Freda Schipper
Freda remembers when a gun was pointed at her mother. Upon warning her mother to run, the gun was pointed and fired at her.
Freda Schipper (nee Perelmuter) was born in Horodło, Poland on January 15, 1925 to Chaya and Nuta Perelmuter. She had three brothers: Ezekiel, Yosef, and Levi, and one sister: Sura. Freda’s family was Orthodox, and she attended Polish school during the day followed by Yiddish and Hebrew classes after school. Her family was well respected in their community, especially her grandmother Tzizel Zawidowicz.

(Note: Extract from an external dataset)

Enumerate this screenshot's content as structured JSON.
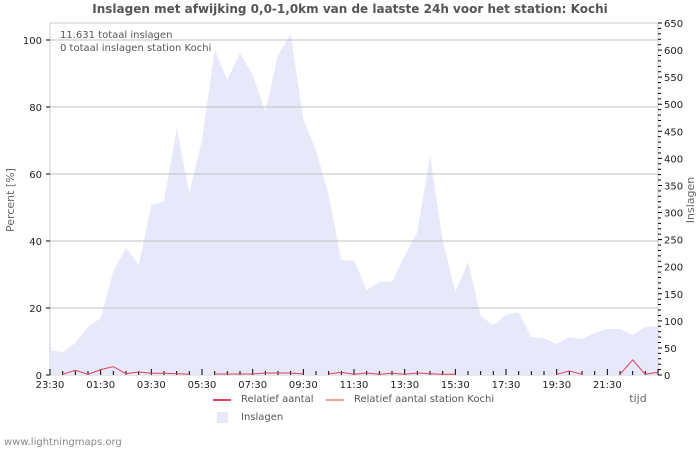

In 1939 Freda and her family were forced to move into a ghetto. She was forced to work in the gardens and fields at the German headquarters. During a roundup in 1942, Freda was separated from her mother and taken to a forced labor camp in Horodło. She was then forced to do agricultural work on an estate in Lublin, Poland. Freda worked on the estate until October of 1943. During this time a civilian named Mateusz Budnveski brought Freda food, water, and medical supplies. He also warned her about the Gestapo arriving in Horodło.
While doing this work, Freda broke her arm. Because she was a good worker, the Germans she was working for let her go to a doctor to get it fixed. She went to Mateusz Budnveski’s home where he and his wife Yekaterina Budnveskya fixed her arm and hid her in a cave on their property until the war ended. Freda received a letter from her father, who had been taken to Siberia, telling her he was still alive. After meeting her father in Szczecin, they went to an American DP camp in Berlin.
Freda had an uncle in Canada who prepared papers for her and her father to immigrate. In 1948 Freda and her father arrived in Montreal. She found work and attended night classes. At night school Freda met Mendel Schipper, who was also a Holocaust survivor. They got married in 1952 and had three children. Their sons Chaim and Yisorel, and daughter Surale.
Freda Schipper died in 2014 and her full testimony is part of the Canadian Collection of Holocaust survivor testimonies. It is preserved in the USC Shoah Foundation’s Visual History Archive and accessible through the Ekstein Library.
Freda SchipperInstead of shooting my mother he turned the same gun at me and he shot.